Kim Bok-joo

Personal information
- Born: 17 October 1960 (age 65)

Sport
- Sport: Track and field

Medal record
Representing South Korea
Asian Games
| Gold medal – first place | 1986 Seoul | 800m |
| Silver medal – second place | 1982 New Delhi | 800m |

= Kim Bok-joo =

South Korean middle-distance runner

Kim Bok-joo (born 17 October 1960) is a South Korean former middle-distance runner who competed in the 1984 Summer Olympics. He also competed in the 800 m heats at the 1983 World Championships in Athletics and 1983 Summer Universiade.

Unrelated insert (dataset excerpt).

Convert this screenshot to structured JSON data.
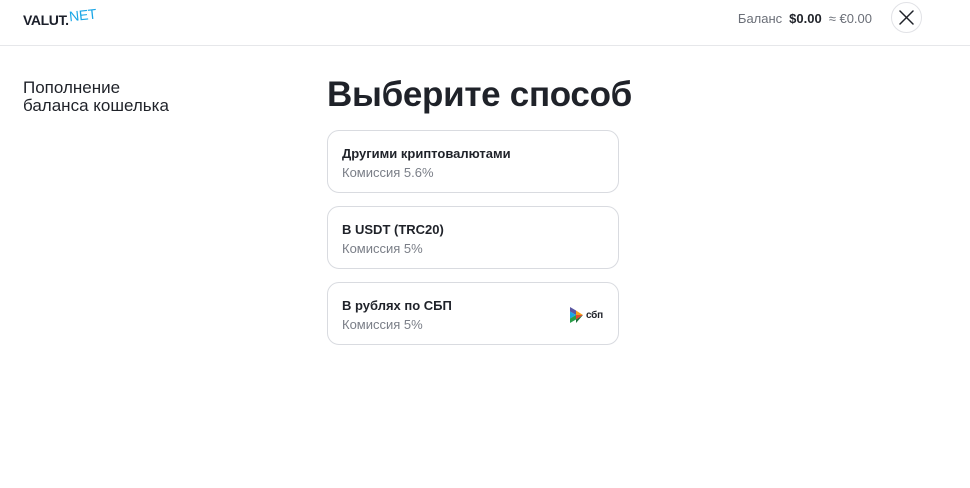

Kim won his first major regional medal at the 1982 Asian Games, taking the 800 m silver medal behind India's Charles Borromeo (athlete). He was the 1986 Asian Games gold medallist in the 800 m and a silver medalist in the 1500 m.

==See also==
- List of Asian Games medalists in athletics
- South Korea at the Asian Games

==Notes==
- Some English-language sources, such as GBR Athletics, erroneously state that Kim Bok-joo was winner of the 1990 men's 800 m and the 1500 m silver medallist, as well as the 1991 Asian Championships runner-up. Contemporary English and Korean sources indicate it was his similarly named teammate Kim Bong-yu who achieved these feats.